Maillon faible de la région, le Mali vient d’entrer dans la plus profonde crise qu’ait connu le pays depuis son indépendance.
Une indépendance reprise par la France
L’indépendance fut acquise en 1960 sous la direction de Modibo Keïta, qui reste une référence pour les maliens. Panafricaniste convaincu, proche des idées socialistes, il ne sera jamais accepté par le pouvoir gaulliste de l’ancienne puissance coloniale. Il sera renversé par un coup d’État militaire, dirigé par Moussa Traoré en 1968. Emprisonné, il sera empoisonné au camp militaire Djikoroni Para.
C’est seulement en 1991, sous l’effet des mobilisations de la population encouragée par la chute du mur de Berlin et le discours de la Baule de François Mitterrand, qu’un nouveau coup d’État éclate et renverse la dictature de Traoré.
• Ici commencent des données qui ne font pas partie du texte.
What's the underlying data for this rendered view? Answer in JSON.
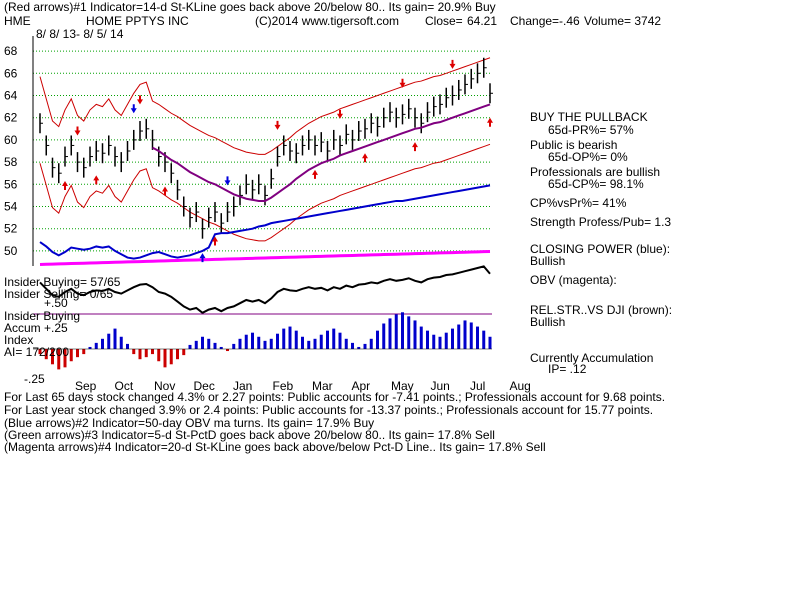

Le jeune colonel qui fait chuter la dictature n’est autre qu’Amadou Toumani Touré (ATT) qui laisse le pouvoir aux civils. Il reviendra aux affaires lors des élections de 2002 et restera au pouvoir jusqu’au putsch qui le destituera.
Ainsi le Mali, contrairement à la plupart des pays africains, a une vision différente des coups d’État militaires, qui peuvent aussi bien jouer un rôle réactionnaire, comme celui de Traoré, qu’accompagner et aider les mobilisations populaires comme en 1991. C’est un élément à intégrer notamment dans l’analyse du coup d’État du 22 mars 2012 que font les organisations de la gauche radicale.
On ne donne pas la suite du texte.